Aparecida Sueli Carneiro nasceu em São Paulo em 1950, uma das três filhas de um casal negro. Ingressa no curso de filosofia da Universidade de São Paulo (USP) no ano de 1971, e é no ambiente universitário durante a ditadura militar, entre 1971 e 1980, que se aproxima dos movimentos negro e feminista. Além da forte militância, Carneiro é responsável por uma vasta produção voltada para relações raciais e de gênero na sociedade brasileira, que encontra repercussão em diversas áreas do conhecimento, também na antropologia. São mais de 150 artigos publicados em jornais e revistas, assim como 17 em livros, que buscam fazer convergir ativismo e reflexão teórica, por exemplo Mulher negra (1995), Racismo, sexismo e desigualdade no Brasil (2011) e Escritos de uma vida (2018).

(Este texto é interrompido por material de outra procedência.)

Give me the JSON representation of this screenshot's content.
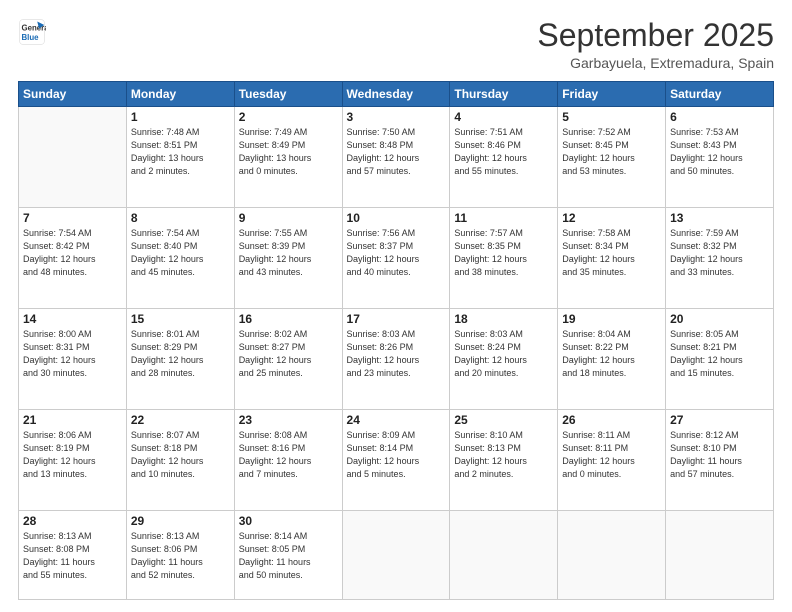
{
  "logo": {
    "line1": "General",
    "line2": "Blue"
  },
  "header": {
    "month": "September 2025",
    "location": "Garbayuela, Extremadura, Spain"
  },
  "weekdays": [
    "Sunday",
    "Monday",
    "Tuesday",
    "Wednesday",
    "Thursday",
    "Friday",
    "Saturday"
  ],
  "weeks": [
    [
      {
        "day": "",
        "info": ""
      },
      {
        "day": "1",
        "info": "Sunrise: 7:48 AM\nSunset: 8:51 PM\nDaylight: 13 hours\nand 2 minutes."
      },
      {
        "day": "2",
        "info": "Sunrise: 7:49 AM\nSunset: 8:49 PM\nDaylight: 13 hours\nand 0 minutes."
      },
      {
        "day": "3",
        "info": "Sunrise: 7:50 AM\nSunset: 8:48 PM\nDaylight: 12 hours\nand 57 minutes."
      },
      {
        "day": "4",
        "info": "Sunrise: 7:51 AM\nSunset: 8:46 PM\nDaylight: 12 hours\nand 55 minutes."
      },
      {
        "day": "5",
        "info": "Sunrise: 7:52 AM\nSunset: 8:45 PM\nDaylight: 12 hours\nand 53 minutes."
      },
      {
        "day": "6",
        "info": "Sunrise: 7:53 AM\nSunset: 8:43 PM\nDaylight: 12 hours\nand 50 minutes."
      }
    ],
    [
      {
        "day": "7",
        "info": "Sunrise: 7:54 AM\nSunset: 8:42 PM\nDaylight: 12 hours\nand 48 minutes."
      },
      {
        "day": "8",
        "info": "Sunrise: 7:54 AM\nSunset: 8:40 PM\nDaylight: 12 hours\nand 45 minutes."
      },
      {
        "day": "9",
        "info": "Sunrise: 7:55 AM\nSunset: 8:39 PM\nDaylight: 12 hours\nand 43 minutes."
      },
      {
        "day": "10",
        "info": "Sunrise: 7:56 AM\nSunset: 8:37 PM\nDaylight: 12 hours\nand 40 minutes."
      },
      {
        "day": "11",
        "info": "Sunrise: 7:57 AM\nSunset: 8:35 PM\nDaylight: 12 hours\nand 38 minutes."
      },
      {
        "day": "12",
        "info": "Sunrise: 7:58 AM\nSunset: 8:34 PM\nDaylight: 12 hours\nand 35 minutes."
      },
      {
        "day": "13",
        "info": "Sunrise: 7:59 AM\nSunset: 8:32 PM\nDaylight: 12 hours\nand 33 minutes."
      }
    ],
    [
      {
        "day": "14",
        "info": "Sunrise: 8:00 AM\nSunset: 8:31 PM\nDaylight: 12 hours\nand 30 minutes."
      },
      {
        "day": "15",
        "info": "Sunrise: 8:01 AM\nSunset: 8:29 PM\nDaylight: 12 hours\nand 28 minutes."
      },
      {
        "day": "16",
        "info": "Sunrise: 8:02 AM\nSunset: 8:27 PM\nDaylight: 12 hours\nand 25 minutes."
      },
      {
        "day": "17",
        "info": "Sunrise: 8:03 AM\nSunset: 8:26 PM\nDaylight: 12 hours\nand 23 minutes."
      },
      {
        "day": "18",
        "info": "Sunrise: 8:03 AM\nSunset: 8:24 PM\nDaylight: 12 hours\nand 20 minutes."
      },
      {
        "day": "19",
        "info": "Sunrise: 8:04 AM\nSunset: 8:22 PM\nDaylight: 12 hours\nand 18 minutes."
      },
      {
        "day": "20",
        "info": "Sunrise: 8:05 AM\nSunset: 8:21 PM\nDaylight: 12 hours\nand 15 minutes."
      }
    ],
    [
      {
        "day": "21",
        "info": "Sunrise: 8:06 AM\nSunset: 8:19 PM\nDaylight: 12 hours\nand 13 minutes."
      },
      {
        "day": "22",
        "info": "Sunrise: 8:07 AM\nSunset: 8:18 PM\nDaylight: 12 hours\nand 10 minutes."
      },
      {
        "day": "23",
        "info": "Sunrise: 8:08 AM\nSunset: 8:16 PM\nDaylight: 12 hours\nand 7 minutes."
      },
      {
        "day": "24",
        "info": "Sunrise: 8:09 AM\nSunset: 8:14 PM\nDaylight: 12 hours\nand 5 minutes."
      },
      {
        "day": "25",
        "info": "Sunrise: 8:10 AM\nSunset: 8:13 PM\nDaylight: 12 hours\nand 2 minutes."
      },
      {
        "day": "26",
        "info": "Sunrise: 8:11 AM\nSunset: 8:11 PM\nDaylight: 12 hours\nand 0 minutes."
      },
      {
        "day": "27",
        "info": "Sunrise: 8:12 AM\nSunset: 8:10 PM\nDaylight: 11 hours\nand 57 minutes."
      }
    ],
    [
      {
        "day": "28",
        "info": "Sunrise: 8:13 AM\nSunset: 8:08 PM\nDaylight: 11 hours\nand 55 minutes."
      },
      {
        "day": "29",
        "info": "Sunrise: 8:13 AM\nSunset: 8:06 PM\nDaylight: 11 hours\nand 52 minutes."
      },
      {
        "day": "30",
        "info": "Sunrise: 8:14 AM\nSunset: 8:05 PM\nDaylight: 11 hours\nand 50 minutes."
      },
      {
        "day": "",
        "info": ""
      },
      {
        "day": "",
        "info": ""
      },
      {
        "day": "",
        "info": ""
      },
      {
        "day": "",
        "info": ""
      }
    ]
  ]
}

A militância política de Sueli Carneiro inicia-se no Centro de Cultura e Arte Negra (Cecan), uma das principais organizações do movimento negro da cidade de São Paulo, fundada em 1971 por Thereza Santos, produtora e atriz, e Eduardo de Oliveira, sociólogo. Durante a primeira fase do Cecan (1971-1974), a arte era a principal ferramenta política de combate ao racismo, particularmente pela produção de peças teatrais, a exemplo de “E agora Falamos Nós” (1972), e de composições musicais. O grupo dá continuidade aos trabalhos do Teatro Experimental do Negro (TEN) fundado por Abdias do Nascimento (1914-2011) no Rio de Janeiro, em 1944, e à sua proposta de que os negros sejam autores de suas próprias versões da história do Brasil e da escravidão. A entrada de Sueli Carneiro no centro coincide com a sua segunda fase, após o exílio de Thereza Santos em 1976, período em que a entidade passa por um momento de reorganização, colocando a educação como foco maior de atenção e voltando-se mais diretamente para a juventude negra. Em 1981, o centro encerra suas atividades, mas sua história fortalece as bases de outros movimentos políticos e entidades negras da capital paulista. Em 1983, Carneiro reivindica a participação de uma representante negra no Conselho Estadual da Condição Feminina, órgão então formado por 32 mulheres, todas brancas. Em 1988 funda o Geledés – Instituto da Mulher Negra, primeira organização negra e feminista de São Paulo. O Instituto visa questões específicas das mulheres negras, buscando fortalecer sua autonomia e participação social crítica, além de desigualdades de gênero e raça, que quer combater. Nos anos de 1990, Carneiro cria no Geledés um programa de saúde física e mental destinado às mulheres negras e o projeto Rappers, destinado à juventude negra, vítima de agressão policial.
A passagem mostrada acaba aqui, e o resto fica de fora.